33. By what, I hope, is parity of reasoning, I can see no reasons why the loan and its security should continue beyond the eight years expressly agreed. In my judgment, it is obvious that the loan and the deposit should be set-off and the appropriate account drawn as at August 1999.
34. With regard to the question whether Dr Singh paid in January 1994 an instalment of £2,344, as he alleges, and as Mr Arora denies, the burden is, of course, upon Dr Singh to establish this payment. The claimant's ledger (page 8 of volume 2) shows no such payment. Dr Singh was unable to produce any record of payment from his bank or otherwise. As I have said before, I am unable to accept any evidence which he has given which is not thoroughly corroborated. I therefore hold that no payment of an instalment, whether of £2,344 or any other sum, was made in January 1994, and the total number of payments was, therefore, 20 and not 21.
35. I can see no reason at all, after setting off the loan and deposit accounts in August 1999, why interest should continue to be paid on the balance at the very high rate of 17.7 per cent. The arrangement, whatever it was, had come to its conclusion, and I agree with the defendants' case that an appropriate rate of interest thereafter was 8 per cent. Mr Newman has carried out the necessary calculations at pages 18 to 21 of the documents received by me on 18th November. In August 1999, £100,000 in the deposit account is set against the accrued balance of £181,445 in the loan account, leaving a net debt owing to the claimant of £81,445 (see pages 18 and 20). Interest to date 8 per cent amounts to £40,664. The total is £122,109. That figure also appears with Mr Newman's explanation in the table on page 10, paragraph 4.22."
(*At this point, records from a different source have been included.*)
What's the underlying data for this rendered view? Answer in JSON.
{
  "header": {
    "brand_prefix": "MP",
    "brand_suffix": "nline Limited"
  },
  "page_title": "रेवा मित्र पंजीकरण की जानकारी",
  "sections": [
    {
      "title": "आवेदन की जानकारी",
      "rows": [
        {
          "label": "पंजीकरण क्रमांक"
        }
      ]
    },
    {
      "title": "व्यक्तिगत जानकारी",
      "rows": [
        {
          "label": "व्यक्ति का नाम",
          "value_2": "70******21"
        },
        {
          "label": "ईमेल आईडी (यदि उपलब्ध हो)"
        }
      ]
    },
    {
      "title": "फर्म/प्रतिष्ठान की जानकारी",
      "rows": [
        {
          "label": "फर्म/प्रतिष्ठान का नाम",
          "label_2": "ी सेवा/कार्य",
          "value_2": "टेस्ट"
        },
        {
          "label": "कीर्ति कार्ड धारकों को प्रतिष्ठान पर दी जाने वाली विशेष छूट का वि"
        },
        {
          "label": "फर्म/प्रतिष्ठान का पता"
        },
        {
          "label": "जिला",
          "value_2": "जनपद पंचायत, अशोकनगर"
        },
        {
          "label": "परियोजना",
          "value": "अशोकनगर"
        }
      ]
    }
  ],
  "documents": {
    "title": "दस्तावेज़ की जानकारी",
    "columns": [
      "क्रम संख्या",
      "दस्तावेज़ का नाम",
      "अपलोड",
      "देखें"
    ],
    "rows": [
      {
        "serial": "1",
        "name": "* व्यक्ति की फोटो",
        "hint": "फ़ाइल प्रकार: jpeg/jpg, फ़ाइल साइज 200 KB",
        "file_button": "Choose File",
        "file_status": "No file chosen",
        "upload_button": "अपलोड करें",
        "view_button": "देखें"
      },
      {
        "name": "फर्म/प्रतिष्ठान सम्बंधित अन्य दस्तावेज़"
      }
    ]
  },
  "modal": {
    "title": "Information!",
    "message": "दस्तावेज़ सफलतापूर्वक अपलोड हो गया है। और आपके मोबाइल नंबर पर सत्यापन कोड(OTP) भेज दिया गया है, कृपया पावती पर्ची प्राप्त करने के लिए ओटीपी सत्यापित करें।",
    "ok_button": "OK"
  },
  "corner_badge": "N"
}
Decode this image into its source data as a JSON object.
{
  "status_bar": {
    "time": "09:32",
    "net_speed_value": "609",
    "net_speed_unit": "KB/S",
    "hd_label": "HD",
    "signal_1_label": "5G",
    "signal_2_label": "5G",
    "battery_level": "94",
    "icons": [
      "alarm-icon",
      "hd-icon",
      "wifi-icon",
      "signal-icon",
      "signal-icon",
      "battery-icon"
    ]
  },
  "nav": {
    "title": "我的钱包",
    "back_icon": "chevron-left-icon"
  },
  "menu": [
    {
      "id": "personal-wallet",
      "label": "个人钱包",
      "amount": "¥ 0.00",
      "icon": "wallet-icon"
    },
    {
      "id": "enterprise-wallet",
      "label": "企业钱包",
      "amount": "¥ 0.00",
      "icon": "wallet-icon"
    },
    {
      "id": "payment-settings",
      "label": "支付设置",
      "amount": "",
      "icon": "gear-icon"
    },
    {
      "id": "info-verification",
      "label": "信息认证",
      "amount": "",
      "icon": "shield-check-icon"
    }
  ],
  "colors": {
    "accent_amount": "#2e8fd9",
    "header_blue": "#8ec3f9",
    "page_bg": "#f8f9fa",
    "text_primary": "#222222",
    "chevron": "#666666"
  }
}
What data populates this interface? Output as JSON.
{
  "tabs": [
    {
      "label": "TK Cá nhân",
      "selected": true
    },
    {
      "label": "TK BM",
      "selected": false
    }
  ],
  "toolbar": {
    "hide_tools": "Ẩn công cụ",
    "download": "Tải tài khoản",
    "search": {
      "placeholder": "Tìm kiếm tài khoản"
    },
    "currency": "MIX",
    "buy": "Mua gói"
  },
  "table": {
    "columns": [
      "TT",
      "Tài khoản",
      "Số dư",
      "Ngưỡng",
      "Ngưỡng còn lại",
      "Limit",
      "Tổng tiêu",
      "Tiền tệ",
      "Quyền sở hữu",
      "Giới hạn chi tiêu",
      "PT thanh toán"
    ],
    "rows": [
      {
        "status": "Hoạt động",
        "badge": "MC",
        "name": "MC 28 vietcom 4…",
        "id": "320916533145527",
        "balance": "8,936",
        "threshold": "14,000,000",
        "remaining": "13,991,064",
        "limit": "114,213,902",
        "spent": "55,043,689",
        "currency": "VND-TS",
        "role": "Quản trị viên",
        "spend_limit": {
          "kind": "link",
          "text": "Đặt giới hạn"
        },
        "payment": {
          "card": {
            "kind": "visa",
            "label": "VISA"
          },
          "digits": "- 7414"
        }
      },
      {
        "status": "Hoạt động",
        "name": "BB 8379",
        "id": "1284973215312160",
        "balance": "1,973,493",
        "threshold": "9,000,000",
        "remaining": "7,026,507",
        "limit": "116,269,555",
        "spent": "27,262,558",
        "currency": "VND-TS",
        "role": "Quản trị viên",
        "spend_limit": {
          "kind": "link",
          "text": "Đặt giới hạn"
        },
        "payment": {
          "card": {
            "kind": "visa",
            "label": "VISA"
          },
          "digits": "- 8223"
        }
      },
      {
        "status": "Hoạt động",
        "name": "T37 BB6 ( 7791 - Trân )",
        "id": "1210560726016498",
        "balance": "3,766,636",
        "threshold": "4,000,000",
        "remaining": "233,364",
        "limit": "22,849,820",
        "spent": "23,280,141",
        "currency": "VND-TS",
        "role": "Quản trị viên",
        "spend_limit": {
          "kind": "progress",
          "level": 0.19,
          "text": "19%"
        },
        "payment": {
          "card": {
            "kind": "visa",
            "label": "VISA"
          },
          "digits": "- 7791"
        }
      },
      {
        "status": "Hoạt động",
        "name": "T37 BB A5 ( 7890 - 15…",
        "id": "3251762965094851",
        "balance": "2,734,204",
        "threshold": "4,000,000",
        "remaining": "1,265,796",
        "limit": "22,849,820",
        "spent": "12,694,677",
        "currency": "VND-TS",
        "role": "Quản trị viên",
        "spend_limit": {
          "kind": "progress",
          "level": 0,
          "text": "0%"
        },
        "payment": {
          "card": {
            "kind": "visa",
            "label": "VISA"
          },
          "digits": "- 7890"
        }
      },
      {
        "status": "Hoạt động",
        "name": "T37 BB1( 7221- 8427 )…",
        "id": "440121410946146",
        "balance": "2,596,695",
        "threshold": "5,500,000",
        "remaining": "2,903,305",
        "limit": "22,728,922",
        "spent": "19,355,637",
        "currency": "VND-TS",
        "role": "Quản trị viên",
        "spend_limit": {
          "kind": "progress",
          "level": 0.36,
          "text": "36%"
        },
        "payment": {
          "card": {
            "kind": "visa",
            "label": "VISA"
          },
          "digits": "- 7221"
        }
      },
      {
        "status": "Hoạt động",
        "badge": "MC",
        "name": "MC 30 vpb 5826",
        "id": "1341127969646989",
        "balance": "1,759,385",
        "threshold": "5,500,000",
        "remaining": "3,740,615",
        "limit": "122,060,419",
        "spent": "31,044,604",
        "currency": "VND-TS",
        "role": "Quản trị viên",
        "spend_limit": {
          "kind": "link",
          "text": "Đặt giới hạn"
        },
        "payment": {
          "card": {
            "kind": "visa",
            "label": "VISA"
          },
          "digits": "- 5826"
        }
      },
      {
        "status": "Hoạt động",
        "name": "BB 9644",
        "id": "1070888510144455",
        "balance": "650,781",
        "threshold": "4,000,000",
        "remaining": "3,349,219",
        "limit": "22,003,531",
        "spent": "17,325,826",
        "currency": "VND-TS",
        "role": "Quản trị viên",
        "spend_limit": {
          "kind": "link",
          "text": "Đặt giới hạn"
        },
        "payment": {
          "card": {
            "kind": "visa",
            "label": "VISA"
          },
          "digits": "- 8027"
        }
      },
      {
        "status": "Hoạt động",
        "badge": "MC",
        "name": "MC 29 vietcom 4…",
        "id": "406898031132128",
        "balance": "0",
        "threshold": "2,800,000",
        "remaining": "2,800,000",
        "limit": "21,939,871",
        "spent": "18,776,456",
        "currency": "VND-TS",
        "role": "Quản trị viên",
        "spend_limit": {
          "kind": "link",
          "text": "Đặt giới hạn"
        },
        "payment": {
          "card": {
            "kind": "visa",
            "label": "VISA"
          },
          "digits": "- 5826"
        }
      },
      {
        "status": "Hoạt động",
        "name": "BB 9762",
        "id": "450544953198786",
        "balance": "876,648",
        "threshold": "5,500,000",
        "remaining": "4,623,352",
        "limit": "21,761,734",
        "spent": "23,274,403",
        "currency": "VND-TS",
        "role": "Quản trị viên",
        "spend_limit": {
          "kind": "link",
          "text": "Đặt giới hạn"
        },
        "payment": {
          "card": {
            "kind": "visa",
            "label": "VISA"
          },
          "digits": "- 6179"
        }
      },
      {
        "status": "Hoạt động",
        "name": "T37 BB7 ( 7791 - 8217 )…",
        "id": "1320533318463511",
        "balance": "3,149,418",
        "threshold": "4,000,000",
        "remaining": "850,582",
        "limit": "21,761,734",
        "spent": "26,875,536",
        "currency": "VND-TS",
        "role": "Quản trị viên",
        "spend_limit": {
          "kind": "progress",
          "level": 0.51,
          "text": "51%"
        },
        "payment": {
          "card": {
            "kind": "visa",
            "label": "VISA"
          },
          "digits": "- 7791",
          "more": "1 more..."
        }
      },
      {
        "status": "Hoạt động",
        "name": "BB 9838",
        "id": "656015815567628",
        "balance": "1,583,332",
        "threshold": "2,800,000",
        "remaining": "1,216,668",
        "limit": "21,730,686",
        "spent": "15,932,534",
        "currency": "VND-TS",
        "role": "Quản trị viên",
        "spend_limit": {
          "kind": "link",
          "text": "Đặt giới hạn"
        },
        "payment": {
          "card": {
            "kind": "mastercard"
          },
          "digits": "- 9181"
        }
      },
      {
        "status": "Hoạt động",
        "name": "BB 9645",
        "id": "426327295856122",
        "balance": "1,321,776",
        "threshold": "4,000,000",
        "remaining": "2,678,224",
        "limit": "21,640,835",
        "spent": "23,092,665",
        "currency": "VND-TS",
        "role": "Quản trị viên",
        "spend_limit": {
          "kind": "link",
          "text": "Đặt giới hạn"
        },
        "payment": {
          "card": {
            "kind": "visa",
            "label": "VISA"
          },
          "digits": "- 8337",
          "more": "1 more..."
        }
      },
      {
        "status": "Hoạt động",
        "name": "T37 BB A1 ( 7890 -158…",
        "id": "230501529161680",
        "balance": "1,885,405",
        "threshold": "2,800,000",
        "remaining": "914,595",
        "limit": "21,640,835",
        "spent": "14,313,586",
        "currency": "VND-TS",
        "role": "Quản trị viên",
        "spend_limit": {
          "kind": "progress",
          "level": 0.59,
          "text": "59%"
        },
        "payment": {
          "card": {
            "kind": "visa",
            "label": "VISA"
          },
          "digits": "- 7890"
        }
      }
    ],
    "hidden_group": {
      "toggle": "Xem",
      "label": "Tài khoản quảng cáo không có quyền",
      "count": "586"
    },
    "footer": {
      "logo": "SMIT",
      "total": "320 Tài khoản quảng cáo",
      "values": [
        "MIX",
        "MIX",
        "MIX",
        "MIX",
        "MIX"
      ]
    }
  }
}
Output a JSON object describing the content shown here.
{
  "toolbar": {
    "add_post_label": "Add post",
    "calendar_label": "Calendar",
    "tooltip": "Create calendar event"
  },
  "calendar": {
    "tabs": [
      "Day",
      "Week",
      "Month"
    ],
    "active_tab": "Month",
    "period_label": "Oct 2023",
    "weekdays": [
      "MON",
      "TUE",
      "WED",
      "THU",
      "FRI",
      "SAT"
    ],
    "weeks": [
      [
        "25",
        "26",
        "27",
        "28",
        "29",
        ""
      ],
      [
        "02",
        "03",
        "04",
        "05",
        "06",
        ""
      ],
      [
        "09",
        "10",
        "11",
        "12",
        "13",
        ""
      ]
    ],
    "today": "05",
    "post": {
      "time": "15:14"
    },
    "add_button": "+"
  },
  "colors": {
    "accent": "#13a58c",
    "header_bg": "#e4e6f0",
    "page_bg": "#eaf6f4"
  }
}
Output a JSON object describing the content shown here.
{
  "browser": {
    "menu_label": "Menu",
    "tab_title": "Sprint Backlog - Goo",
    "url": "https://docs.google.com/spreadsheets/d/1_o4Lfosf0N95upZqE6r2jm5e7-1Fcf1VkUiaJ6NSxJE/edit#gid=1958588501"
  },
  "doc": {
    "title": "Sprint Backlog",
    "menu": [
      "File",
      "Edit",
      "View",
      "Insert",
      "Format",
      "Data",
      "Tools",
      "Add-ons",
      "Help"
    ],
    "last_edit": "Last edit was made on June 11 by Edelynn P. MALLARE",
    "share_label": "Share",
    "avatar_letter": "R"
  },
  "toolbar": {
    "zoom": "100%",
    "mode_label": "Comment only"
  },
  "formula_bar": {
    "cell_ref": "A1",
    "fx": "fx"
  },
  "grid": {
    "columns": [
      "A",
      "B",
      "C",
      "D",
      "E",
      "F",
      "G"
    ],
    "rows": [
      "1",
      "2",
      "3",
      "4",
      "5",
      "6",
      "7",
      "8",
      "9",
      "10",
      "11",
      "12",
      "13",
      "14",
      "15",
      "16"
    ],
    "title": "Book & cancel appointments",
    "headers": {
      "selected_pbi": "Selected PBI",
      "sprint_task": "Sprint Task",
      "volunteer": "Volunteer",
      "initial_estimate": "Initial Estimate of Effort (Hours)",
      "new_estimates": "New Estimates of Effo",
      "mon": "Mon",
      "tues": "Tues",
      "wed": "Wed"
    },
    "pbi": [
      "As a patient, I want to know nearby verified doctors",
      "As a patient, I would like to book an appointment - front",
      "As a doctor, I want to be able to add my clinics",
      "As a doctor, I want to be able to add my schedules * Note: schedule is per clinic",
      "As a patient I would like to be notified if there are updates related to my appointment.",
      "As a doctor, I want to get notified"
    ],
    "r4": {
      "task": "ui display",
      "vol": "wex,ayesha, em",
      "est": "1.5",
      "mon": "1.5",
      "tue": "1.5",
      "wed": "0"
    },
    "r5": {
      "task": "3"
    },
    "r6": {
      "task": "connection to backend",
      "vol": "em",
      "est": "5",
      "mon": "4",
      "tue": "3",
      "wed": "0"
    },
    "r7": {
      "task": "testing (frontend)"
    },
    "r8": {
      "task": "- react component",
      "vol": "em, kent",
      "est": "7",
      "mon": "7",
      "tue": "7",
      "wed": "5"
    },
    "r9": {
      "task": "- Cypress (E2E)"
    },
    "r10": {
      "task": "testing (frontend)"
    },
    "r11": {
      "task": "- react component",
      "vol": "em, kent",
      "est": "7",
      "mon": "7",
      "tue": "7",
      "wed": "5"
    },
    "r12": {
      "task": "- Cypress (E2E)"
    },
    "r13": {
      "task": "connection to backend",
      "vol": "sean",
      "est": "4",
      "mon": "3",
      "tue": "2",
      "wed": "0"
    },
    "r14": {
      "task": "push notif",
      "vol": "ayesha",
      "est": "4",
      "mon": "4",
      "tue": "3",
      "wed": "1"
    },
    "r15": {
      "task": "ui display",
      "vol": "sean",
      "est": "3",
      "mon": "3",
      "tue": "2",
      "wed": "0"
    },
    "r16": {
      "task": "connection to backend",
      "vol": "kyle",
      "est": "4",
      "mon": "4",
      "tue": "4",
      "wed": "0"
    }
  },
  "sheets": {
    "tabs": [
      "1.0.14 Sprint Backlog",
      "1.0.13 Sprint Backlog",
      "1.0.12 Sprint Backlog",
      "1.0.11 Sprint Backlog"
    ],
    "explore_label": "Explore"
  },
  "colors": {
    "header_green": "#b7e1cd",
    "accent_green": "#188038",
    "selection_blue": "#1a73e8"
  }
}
"... I believe the interest rate of the loan contract was fair and was in line with industry practice and in my view this is the rate that has to be applied."
Mr Rapazzini, the defendants' expert, is noted as having commented simply that the rate of 8 per cent had been taken as the rate provided by instructing solicitors.
ORDER: Application for permission to appeal granted; appeal allowed in part as to the rate of interest; application to cross-appeal refused; the respondent to pay 60% of the appellants' costs of this hearing, which are summarily assessed in the sum of £13,000 plus VAT; counsel to lodge a draft minute of order.